Soon afterwards, the chief colonial predators, Britain and France, retreated to their lairs.
Lions lay down with lambs.
Only a few unlucky regions — especially the Sahel, Central Africa, the Middle East and countries bordering Russia — remained at the mercy of predators.
The US led a double life.
Inside the petting zoo, it was chief zookeeper.
Outside, it moonlighted as an ineffectual lion king, breaking its teeth on indigestible prey such as Vietnam, Iraq and Afghanistan.
Some protected countries thrived.
Poland, savaged for centuries by Russia and Germany, suddenly found itself without predators around 1990 and has since been one of the world’s fastest growing economies.
South Korea achieved something similar.
Predator-free Australia zoomed along unstoppably.
Others in the petting zoo got lazy.
The UK lacked the self-protective realism of Poland or Korea.
Brexit is the kind of mistake you make when you have no natural predators and think, “What’s the worst that could happen?”
Most protected countries stopped worrying about defending themselves.
The American zookeeper handled that.
Then the zoo changed keepers.
The perfect metaphor for the Trump administration was provided by Caroline Kennedy, describing her cousin Robert F Kennedy Jr, Trump’s nominated health and human services secretary: “It’s no surprise that he keeps birds of prey as pets because [he] himself is a predator … he enjoyed showing off how he put baby chickens and mice in the blender to feed his hawks.”
Trump, an instinctive predator, was never going to be a zookeeper.
He wants the US to act like a canny, low-risk lion that only attacks or steals the food of defenceless small prey.
His current target, Canada, is like the marine iguana of the Galápagos Islands, which evolved to sunbathe spreadeagled on rocks because it didn’t have predators.

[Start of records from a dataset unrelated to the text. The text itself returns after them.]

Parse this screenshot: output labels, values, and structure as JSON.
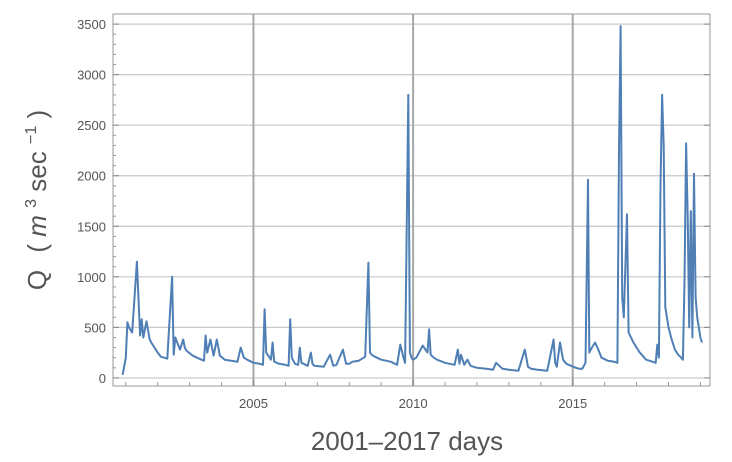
{
  "chart_data": {
    "type": "line",
    "xlabel": "2001–2017 days",
    "ylabel": {
      "prefix": "Q",
      "paren_open": "(",
      "m": "m",
      "sup3": "3",
      "sec": "sec",
      "supneg1": "−1",
      "paren_close": ")"
    },
    "xlim": [
      2000.6,
      2019.3
    ],
    "ylim": [
      -80,
      3600
    ],
    "x_ticks": [
      2005,
      2010,
      2015
    ],
    "y_ticks": [
      0,
      500,
      1000,
      1500,
      2000,
      2500,
      3000,
      3500
    ],
    "grid": true,
    "color": "#4f7fb5",
    "series": [
      {
        "x": [
          2000.9,
          2001.0,
          2001.05,
          2001.1,
          2001.2,
          2001.35,
          2001.45,
          2001.5,
          2001.55,
          2001.65,
          2001.75,
          2001.8,
          2001.9,
          2002.0,
          2002.1,
          2002.3,
          2002.45,
          2002.5,
          2002.55,
          2002.7,
          2002.8,
          2002.85,
          2002.9,
          2003.1,
          2003.3,
          2003.45,
          2003.5,
          2003.55,
          2003.65,
          2003.75,
          2003.85,
          2003.95,
          2004.1,
          2004.3,
          2004.5,
          2004.6,
          2004.7,
          2004.8,
          2005.0,
          2005.2,
          2005.3,
          2005.35,
          2005.4,
          2005.55,
          2005.6,
          2005.65,
          2005.8,
          2006.0,
          2006.1,
          2006.15,
          2006.2,
          2006.3,
          2006.4,
          2006.45,
          2006.5,
          2006.7,
          2006.8,
          2006.85,
          2006.9,
          2007.2,
          2007.4,
          2007.5,
          2007.6,
          2007.8,
          2007.9,
          2008.0,
          2008.1,
          2008.3,
          2008.5,
          2008.6,
          2008.65,
          2008.7,
          2008.8,
          2009.0,
          2009.3,
          2009.5,
          2009.6,
          2009.7,
          2009.75,
          2009.85,
          2009.9,
          2009.95,
          2010.0,
          2010.1,
          2010.3,
          2010.45,
          2010.5,
          2010.55,
          2010.65,
          2010.75,
          2011.0,
          2011.3,
          2011.4,
          2011.45,
          2011.5,
          2011.6,
          2011.7,
          2011.8,
          2012.0,
          2012.3,
          2012.5,
          2012.6,
          2012.7,
          2012.8,
          2013.0,
          2013.3,
          2013.5,
          2013.6,
          2013.7,
          2013.9,
          2014.2,
          2014.4,
          2014.45,
          2014.5,
          2014.6,
          2014.7,
          2014.8,
          2014.95,
          2015.1,
          2015.2,
          2015.3,
          2015.4,
          2015.48,
          2015.52,
          2015.6,
          2015.7,
          2015.8,
          2015.9,
          2016.1,
          2016.3,
          2016.4,
          2016.45,
          2016.5,
          2016.55,
          2016.6,
          2016.7,
          2016.75,
          2016.9,
          2017.1,
          2017.3,
          2017.5,
          2017.6,
          2017.65,
          2017.7,
          2017.75,
          2017.8,
          2017.85,
          2017.9,
          2018.0,
          2018.1,
          2018.2,
          2018.3,
          2018.4,
          2018.45,
          2018.5,
          2018.55,
          2018.6,
          2018.65,
          2018.7,
          2018.75,
          2018.8,
          2018.85,
          2018.9,
          2018.95,
          2019.0,
          2019.05
        ],
        "y": [
          30,
          200,
          550,
          500,
          450,
          1150,
          420,
          580,
          400,
          560,
          380,
          350,
          300,
          250,
          210,
          190,
          1000,
          230,
          400,
          280,
          380,
          300,
          270,
          220,
          190,
          170,
          420,
          250,
          380,
          220,
          380,
          220,
          180,
          170,
          160,
          300,
          200,
          180,
          150,
          140,
          130,
          680,
          250,
          180,
          350,
          160,
          140,
          130,
          120,
          580,
          200,
          140,
          130,
          300,
          150,
          120,
          250,
          140,
          120,
          110,
          230,
          120,
          130,
          280,
          140,
          140,
          160,
          170,
          210,
          1140,
          250,
          230,
          210,
          180,
          160,
          130,
          330,
          200,
          150,
          2800,
          250,
          200,
          180,
          200,
          320,
          250,
          480,
          230,
          200,
          180,
          150,
          130,
          280,
          140,
          230,
          130,
          180,
          120,
          100,
          90,
          80,
          150,
          120,
          90,
          80,
          70,
          280,
          110,
          90,
          80,
          70,
          380,
          150,
          110,
          350,
          180,
          140,
          120,
          100,
          90,
          90,
          150,
          1960,
          250,
          300,
          350,
          280,
          200,
          170,
          160,
          150,
          2250,
          3480,
          800,
          600,
          1620,
          450,
          350,
          250,
          180,
          160,
          150,
          330,
          200,
          1900,
          2800,
          2300,
          700,
          500,
          380,
          280,
          230,
          200,
          180,
          950,
          2320,
          1600,
          500,
          1650,
          400,
          2020,
          800,
          600,
          500,
          400,
          350
        ]
      }
    ]
  }
}
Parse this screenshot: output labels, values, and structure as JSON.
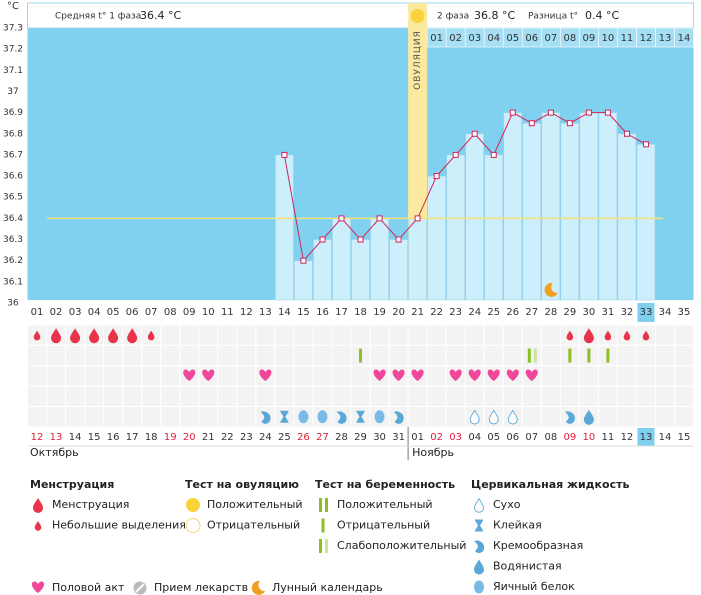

The iguanas had to wise up when visitors introduced dogs.
Now it’s Canada’s turn.
Trump is more respectful of his two fellow apex predators, China and Russia (a wolf with a high risk-appetite).
He placed lower initial tariffs on China than on Mexico and Canada, perhaps because China has sharper teeth.
The three apex predators have avoided major wars with each other.
All three built their national mythology on an uncharacteristic period when they found themselves prey: the American Revolution, China’s “century of humiliation” from 1839 to 1949 and Russia’s battle against Hitler.
That’s because hardly anyone likes to see themselves as an unprovoked predator.
The exception is Trump: it’s his self-image.
Now he is signalling to the others: let’s each fill our bellies in our own part of the jungle.
Smaller animals are panicking.
Peoples at the bottom of historical food-chains, Palestinians and Kurds, tend to fare worse than everyone else when the jungle grows back elsewhere.
Europeans are thinking, “We’re lambs.
How can we survive?
Let’s pretend there aren’t any lions.”
Poland, which understands predators, has been quickest to evolve defences.
One country benefiting from the recent upheaval is Syria.
In the late 2000s, Iran replaced the wounded American lion as the region’s chief predator.
But now it has limped home, leaving Syria to enjoy an almost unprecedented window between predators.
Yet small animals can survive in jungles.
One protective mechanism is what biologists call reciprocal altruism: taking risks to help each other, such as a bird calling to warn others about the presence of a predator, even if that call draws the predator’s attention to it.
Reciprocal altruism works best when there are many lifetime interactions between creatures, giving them frequent chances to reciprocate.
That describes international relations.
States can expect to deal with Denmark or Canada for centuries, whereas the Trumpian lion will probably go extinct soon.